# USA Trains SD 70 idler gears



## Stefan (Dec 20, 2008)

Hy guys, I inspected my USA Train SD70s and found three damaged idler gears. Over here in Germany, it is almost impossible to get some replacement parts. Only complete motorblocks and a few other items are available. I tried to contact USA Trains by using their email-option they provide on their homepage. Several weeks ago, but I received no answer. Do you have an idea where to order these parts. I would appreciate any help. Thank you!!!


----------



## Paul Burch (Jan 2, 2008)

How much does a direct phone call cost?


----------



## Burl (Jan 2, 2008)

When I needed parts from USAT, I was told not to bother with phone calls or emails, but fax them the part numbers you wanted. I always put my credit card info & shipping address in the same sheet. Worked like a charm. I think there are web-services that will send a fax for you.

PS. I use a separate credit card just for internet purchases, for the obvious security reasons.


----------



## Stefan (Dec 20, 2008)

Paul, english is not my motherlanguage and a phone call is the final option only. It is not the money that makes me hesitating to call.


----------



## Treeman (Jan 6, 2008)

We have pretty good luck getting parts from USA Trains. They will ship to us no shipping charge. We can then ship to you USPS. Write [email protected]


----------



## Greg Elmassian (Jan 3, 2008)

Once you get the replacement gears, you should track down why they failed. Most likely the "cracked axles", concentrating too much force on too few axles... overload. 

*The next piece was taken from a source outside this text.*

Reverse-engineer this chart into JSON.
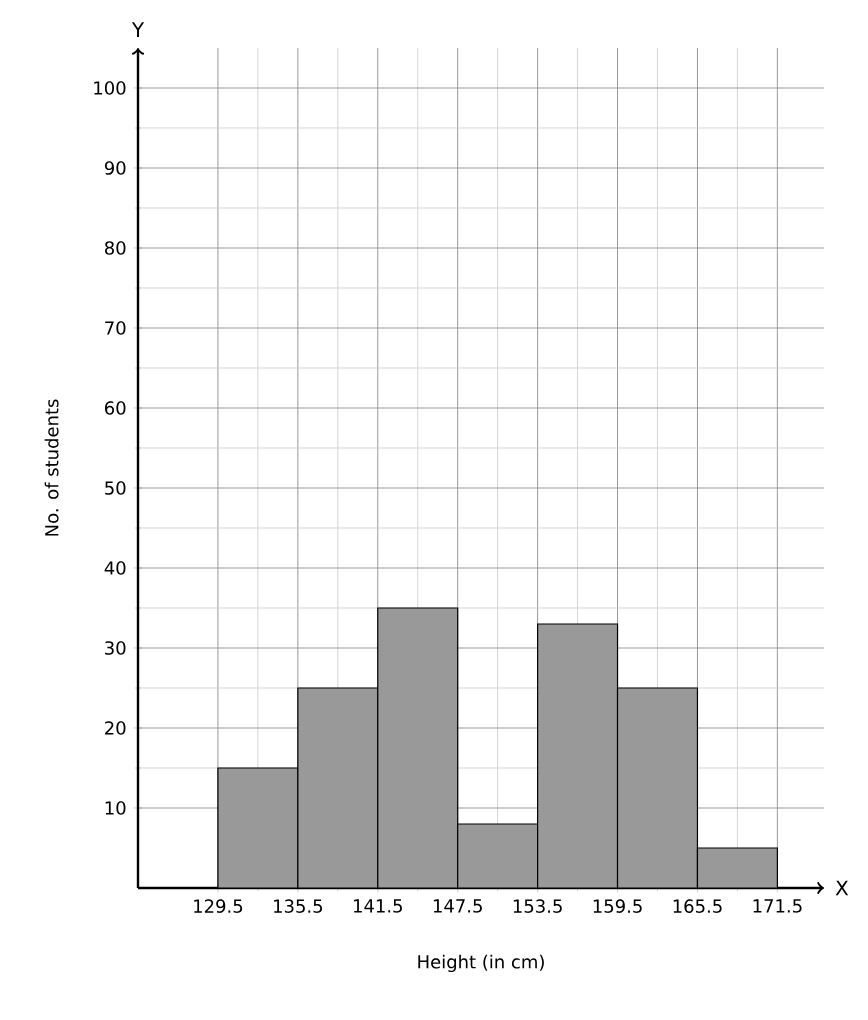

Also these need regular lubrication.

Greg


----------



## Stefan (Dec 20, 2008)

Mike: thanks for the great offer, I will send an email to renee.

Greg: You are absolutely right. For many years I had a 5.5% grade on
my layout. After redesigning the area I have been able to flaten the "hill" and reduce the grade to 2.5%. I am sure this will make a huge difference.


----------



## Greg Elmassian (Jan 3, 2008)

If that gear has a number of years at a 5.5% grade, that makes sense.

You should check the bearings in the sideframes, they are probably worn too.. if not too badly, you can rotate the bushings 90 degrees, the most wear is at the top.

Greg


----------



## Stefan (Dec 20, 2008)

Thanks Greg, didn't do that yet. I will check them.


----------